We don’t have forsythias here in Manila, but now is the season of Narra flowers, of bright yellow buds decorating the sky and the ground with the color of joy. It’s a reminder that those who have passed are never truly lost to us. Although it is night and dark, although the ‘owl’ may never come, the day will break and we’ll see that splash of color again, that one thing that says our beloved’s name back to us.
This next poem was written in the wake of a tragedy as well. In 2017, what would have been a household fire in Grenfell, London, caused the whole building to go up due to building material that did not comply with regulations. Seventy-two people were killed by this completely avoidable accident, essentially government neglect. The residents were people of color and working class folk, who had raised the alarm about the dangers of the building, to no avail. The poem addresses us, the marginalized and neglected, and reminds us of our secret paradises.
A Portable Paradise by Roger Robinson
And if I speak of Paradise,
then I’m speaking of my grandmother,
who told me to carry it always
on my person, concealed, so
no one else would know but me.
That way they can’t steal it, she’d say.
And if life puts you under pressure,
trace its ridges in your pocket,
smell its piney scent on your handkerchief,
hum its anthem under your breath.
And if your stresses are sustained and daily,
get yourself to an empty room – be it hotel,
hostel, or hovel – find a lamp
and empty your paradise onto a desk:
your white sands, green hills, and fresh fish.
Shine the lamp on it like the fresh hope
of morning, and keep staring at it till you sleep.
In times of distress and trauma, especially as we question why tragedies happen, – who and what allowed such senseless loss of lives – we have to sustain ourselves on something no less than paradise.

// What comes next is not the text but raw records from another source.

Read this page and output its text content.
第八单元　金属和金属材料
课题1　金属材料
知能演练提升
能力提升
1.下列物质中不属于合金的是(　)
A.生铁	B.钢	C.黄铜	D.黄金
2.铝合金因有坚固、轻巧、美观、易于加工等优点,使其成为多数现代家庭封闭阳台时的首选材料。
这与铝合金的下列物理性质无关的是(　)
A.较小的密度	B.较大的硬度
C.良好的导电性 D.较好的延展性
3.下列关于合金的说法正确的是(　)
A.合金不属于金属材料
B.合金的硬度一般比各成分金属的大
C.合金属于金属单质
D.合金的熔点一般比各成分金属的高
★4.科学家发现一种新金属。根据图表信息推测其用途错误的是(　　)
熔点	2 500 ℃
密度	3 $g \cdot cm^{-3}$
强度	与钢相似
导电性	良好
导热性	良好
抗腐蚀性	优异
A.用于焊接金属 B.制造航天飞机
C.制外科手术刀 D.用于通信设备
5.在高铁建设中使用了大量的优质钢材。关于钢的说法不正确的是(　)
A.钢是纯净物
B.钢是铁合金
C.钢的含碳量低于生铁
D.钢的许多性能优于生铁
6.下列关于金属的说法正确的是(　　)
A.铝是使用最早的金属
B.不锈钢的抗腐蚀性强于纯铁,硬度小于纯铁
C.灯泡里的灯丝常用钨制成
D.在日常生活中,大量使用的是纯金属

We have to imagine that special warm place and make sure we carry it around with us. Like the author Roger Robinson writes, “carry it always” on your person, “concealed” so no one else can steal it from you.
Like Adrienne Rich wrote in 1977, “My heart is moved by all I cannot save / So much has been destroyed / I have to cast my lot with those, who, age after age, / Perversely, with no extraordinary / Power, reconstitute the world.”
What paradise must we protect in the wake of such tragedy? Hold onto it, nourish it, and I know that one day, it won’t be a small hidden thing in our pockets anymore—because we will hold and share it together.
I hope these words reach you with nourishment wherever you are in your life. We are all going through something secret that no one else may know about, but I hope you are reminded that you are not alone, and that there is so much beauty to be had in being there for your community. If you don’t have the capacity, let others hold you. And if you do have the capacity, allow yourself to hold whoever needs it: your friend, your sister, your neighbor.
I hope you feel the strength of community within the vision of a more just future as you move through this coming week.